Namun terlalu total dalam menggunakan bahasa sederhanapun malah terkesan
mengabaikan nilai estetis dalam puisi ini. karena bagaimanapun kekuatan puisi
itu tetap dibangun oleh kata- kata yang dipilih pengarang. Kata-kata yang
sepatutnya bisa membangunkan bulu kuduk sang pembacanya, begitulah Acep Zamzam
Noor berteori tentang puisi yang bagus.
Pesan spiritual Puisi Alin
Dalam
sajak “kulihat ada tuhan di matamu” Alin seolah mengajak pembacanya untuk
memikirkan kembali hubungan manusia dengan manusia, serta manusia dengan
tuhannya. Sajak yang sepertinya agak
menjurus pada sifat transcendental kalau meminjam istilah Kuntowijoyo. Ada
kehadiran tuhan dalam sajak ini. hampir sama dengan sajak Nira, di sini
ada sosok “kau” yang dicitrakan sebagai sosok yang begitu berpengaruh pada
kehidupan si aku lirik. Sebuah kehadiran yang memberikan perubahan pada
kehidupan. Yang menarik, deskripsi narasi yang disajikan alin tentang sosok
“kau” ini seolah akrab dengan si aku lirik. Seperti pada bait ke 3 pada
sajaknya ini “ kita berbicara kepada embun, matahari yang hampir
tenggelam dan pepohonan yang mulai merunduk”
kata “ kita” merupakan kata
ganti orang pertama jamak; aku dan engkau (sekalian); yang mengacu pada sosok aku lirik dan si “kau”
yang berhubungan langsung dengan sosok ketiga (tuhan)di sajak ini.
Namun,
pada sajak ini pula kita dihidangkan sebuah deskripsi yang hampir mirip dengan
nuansa sendu puisinya Nira. Sebuah gambaran tentang kesedihan yang rasakan si
aku lirik dengan si kau pada puisi ini. Di baris ke 2 dan 3, kesenduan itu
digambarkan Alin dengan kata- kata seperti “sudut
senja yang dingin” senja yang diasosiasikan sebagai penghujung siang menuju
malam, ditammbah dengan keadaannya yang dingin, mengindikasikan bahwa adanya
sebuah keresahan, ketakutan, serta ketidak nyamanan dalam menghadapi malam yang
tentunya gelap, ditambah dengan keadaan matahari yang mulai ditelan langit
barat, dan pepohonanpun merasakan kesenduan yang serupa, “matahari yang hampir
tenggelam dan pepohonan yang mulai merunduk”.
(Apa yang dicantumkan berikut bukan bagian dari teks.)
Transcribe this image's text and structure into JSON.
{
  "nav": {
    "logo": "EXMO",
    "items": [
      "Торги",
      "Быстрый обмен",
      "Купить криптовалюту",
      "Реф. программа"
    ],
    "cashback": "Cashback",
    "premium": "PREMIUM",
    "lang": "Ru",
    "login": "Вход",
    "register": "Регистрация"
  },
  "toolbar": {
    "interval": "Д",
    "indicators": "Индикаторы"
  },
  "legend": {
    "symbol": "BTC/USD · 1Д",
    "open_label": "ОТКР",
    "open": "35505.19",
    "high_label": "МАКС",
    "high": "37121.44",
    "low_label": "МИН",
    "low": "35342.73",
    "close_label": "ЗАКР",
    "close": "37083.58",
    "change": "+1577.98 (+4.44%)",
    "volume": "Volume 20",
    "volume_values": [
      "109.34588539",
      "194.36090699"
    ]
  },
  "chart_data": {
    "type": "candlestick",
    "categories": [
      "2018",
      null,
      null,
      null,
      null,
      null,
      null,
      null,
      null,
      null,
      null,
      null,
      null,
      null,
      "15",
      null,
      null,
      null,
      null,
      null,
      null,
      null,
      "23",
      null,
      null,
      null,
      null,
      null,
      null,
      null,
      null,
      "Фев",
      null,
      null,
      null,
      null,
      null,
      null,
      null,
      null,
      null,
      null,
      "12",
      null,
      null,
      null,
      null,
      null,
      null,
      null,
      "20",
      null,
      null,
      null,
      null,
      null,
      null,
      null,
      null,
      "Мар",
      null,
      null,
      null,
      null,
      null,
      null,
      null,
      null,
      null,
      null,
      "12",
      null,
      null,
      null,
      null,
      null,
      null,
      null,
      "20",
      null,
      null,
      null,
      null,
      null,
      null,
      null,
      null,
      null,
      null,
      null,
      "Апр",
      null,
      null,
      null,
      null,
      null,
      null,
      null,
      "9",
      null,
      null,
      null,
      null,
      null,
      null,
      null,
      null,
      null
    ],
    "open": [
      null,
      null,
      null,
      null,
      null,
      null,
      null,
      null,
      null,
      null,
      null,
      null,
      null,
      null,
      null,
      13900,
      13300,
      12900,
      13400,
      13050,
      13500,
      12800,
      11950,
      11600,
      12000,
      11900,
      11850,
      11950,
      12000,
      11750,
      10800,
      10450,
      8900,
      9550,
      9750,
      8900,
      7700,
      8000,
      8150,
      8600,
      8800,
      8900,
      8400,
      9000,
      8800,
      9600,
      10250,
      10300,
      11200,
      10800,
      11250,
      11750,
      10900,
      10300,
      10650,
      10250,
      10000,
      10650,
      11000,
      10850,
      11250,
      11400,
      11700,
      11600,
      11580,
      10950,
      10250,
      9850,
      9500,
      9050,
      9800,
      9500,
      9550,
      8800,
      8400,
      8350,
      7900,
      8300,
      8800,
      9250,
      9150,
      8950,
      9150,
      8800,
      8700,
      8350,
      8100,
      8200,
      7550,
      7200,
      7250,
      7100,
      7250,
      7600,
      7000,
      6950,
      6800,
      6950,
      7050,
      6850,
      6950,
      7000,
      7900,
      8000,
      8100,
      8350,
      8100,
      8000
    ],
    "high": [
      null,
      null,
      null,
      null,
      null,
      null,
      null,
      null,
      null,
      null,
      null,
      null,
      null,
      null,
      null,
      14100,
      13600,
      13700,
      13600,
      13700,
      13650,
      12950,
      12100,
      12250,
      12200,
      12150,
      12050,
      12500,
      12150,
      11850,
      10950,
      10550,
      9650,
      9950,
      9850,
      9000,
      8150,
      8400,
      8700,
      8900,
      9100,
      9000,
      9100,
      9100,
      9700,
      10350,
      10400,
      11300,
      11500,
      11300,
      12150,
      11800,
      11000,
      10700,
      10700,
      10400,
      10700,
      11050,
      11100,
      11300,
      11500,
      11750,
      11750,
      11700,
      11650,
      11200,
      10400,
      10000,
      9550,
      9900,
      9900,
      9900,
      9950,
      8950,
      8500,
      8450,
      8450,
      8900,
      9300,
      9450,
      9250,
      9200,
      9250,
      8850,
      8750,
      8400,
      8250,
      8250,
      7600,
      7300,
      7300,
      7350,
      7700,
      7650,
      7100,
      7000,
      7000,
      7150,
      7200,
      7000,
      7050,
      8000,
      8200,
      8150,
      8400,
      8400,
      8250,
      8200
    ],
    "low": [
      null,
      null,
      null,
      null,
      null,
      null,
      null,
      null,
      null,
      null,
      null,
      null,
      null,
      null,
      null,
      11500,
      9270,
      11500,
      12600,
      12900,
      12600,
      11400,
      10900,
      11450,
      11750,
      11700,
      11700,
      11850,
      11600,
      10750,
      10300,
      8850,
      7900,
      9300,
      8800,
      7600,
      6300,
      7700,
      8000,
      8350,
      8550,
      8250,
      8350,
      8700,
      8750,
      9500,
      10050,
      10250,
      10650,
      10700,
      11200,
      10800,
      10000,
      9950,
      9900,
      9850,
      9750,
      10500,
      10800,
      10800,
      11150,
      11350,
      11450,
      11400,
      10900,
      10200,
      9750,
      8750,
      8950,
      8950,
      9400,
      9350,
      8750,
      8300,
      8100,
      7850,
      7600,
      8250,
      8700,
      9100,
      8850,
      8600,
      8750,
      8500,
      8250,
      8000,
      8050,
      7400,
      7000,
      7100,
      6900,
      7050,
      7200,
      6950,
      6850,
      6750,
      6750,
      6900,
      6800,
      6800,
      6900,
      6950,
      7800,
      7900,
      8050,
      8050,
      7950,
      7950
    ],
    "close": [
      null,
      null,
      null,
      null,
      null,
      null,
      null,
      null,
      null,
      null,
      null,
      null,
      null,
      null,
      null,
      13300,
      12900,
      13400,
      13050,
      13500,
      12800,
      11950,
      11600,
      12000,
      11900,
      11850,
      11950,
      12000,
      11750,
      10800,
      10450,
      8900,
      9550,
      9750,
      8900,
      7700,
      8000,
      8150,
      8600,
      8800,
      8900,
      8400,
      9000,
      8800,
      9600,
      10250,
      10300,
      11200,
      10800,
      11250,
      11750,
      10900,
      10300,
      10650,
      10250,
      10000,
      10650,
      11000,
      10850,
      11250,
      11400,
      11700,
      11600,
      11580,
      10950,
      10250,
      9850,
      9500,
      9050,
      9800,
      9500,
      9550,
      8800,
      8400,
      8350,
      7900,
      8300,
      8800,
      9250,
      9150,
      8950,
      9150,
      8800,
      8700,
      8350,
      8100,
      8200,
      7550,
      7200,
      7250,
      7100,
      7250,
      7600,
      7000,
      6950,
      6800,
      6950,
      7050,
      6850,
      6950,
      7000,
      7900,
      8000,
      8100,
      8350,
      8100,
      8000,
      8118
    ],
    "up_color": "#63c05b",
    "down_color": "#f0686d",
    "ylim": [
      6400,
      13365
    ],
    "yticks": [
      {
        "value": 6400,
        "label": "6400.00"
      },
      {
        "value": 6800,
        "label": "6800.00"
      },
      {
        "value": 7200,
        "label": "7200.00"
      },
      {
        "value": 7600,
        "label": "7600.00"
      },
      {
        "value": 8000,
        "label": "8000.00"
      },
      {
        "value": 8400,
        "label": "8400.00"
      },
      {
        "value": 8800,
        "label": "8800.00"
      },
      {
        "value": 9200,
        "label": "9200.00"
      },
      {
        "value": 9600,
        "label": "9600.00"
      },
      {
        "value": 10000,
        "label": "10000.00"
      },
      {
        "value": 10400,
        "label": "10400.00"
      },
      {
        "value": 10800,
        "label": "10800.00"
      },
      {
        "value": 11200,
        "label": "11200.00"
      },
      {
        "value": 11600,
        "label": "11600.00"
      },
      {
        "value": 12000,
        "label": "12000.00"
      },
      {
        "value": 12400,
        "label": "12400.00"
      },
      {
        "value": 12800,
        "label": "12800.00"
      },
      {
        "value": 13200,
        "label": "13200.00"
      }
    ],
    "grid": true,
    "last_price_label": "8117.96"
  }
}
Dalam baris ke-5 lagi, lagi
pembaca akan diajak berkunjung pada imaji masa lalu si aku lirik. Membayangkan
tentang sosok ayah ibunya. Di sini ada kata” kami” yang tentunya mengacu pada
si “aku” dan “kau”, yang berada di posisi sebagai anak dari kedua orang tuanya,
“Lalu tentang kami, anak yang dahulu
diimpi-impikan itu”. Sebuah harapan yang disematkan pada anak- anaknya,
namun alin menggambarkan sebuah kekecawaan yang nampak pada orang tuanyan si
aku lirik. Sebuah kekecewaan yang alin menggunakan kata “kelabu” dan “jauh”
pada puisinya ini. harapan yang saat ini seolah memang jauh dari yang
dibayangkan orangtuanya dulu “Lalu
tentang hari ini saat semua begitu kelabu dan jauh”.
Yang menarik ada pada judul yang sekaligus
menjadi point inti dalam puisi ini. seolah tuhan “menjelmakan” diri pada
sesosok manusia, “Kulihat ada tuhan di
matanya” tuhan yang notebene merupakan wujud yang di luar nalar manusia di terlihat
oleh si aku lirik pada orang ketiga, terbukti Alin menggunakan prase “matanya”.
Di sini nampaknya bukan secara literal tuhan hadir menjelmakan diri, namun nampaknya
lebih pada kecenderungan sifat- sifat tuhan juga yang dimiliki oleh manusia.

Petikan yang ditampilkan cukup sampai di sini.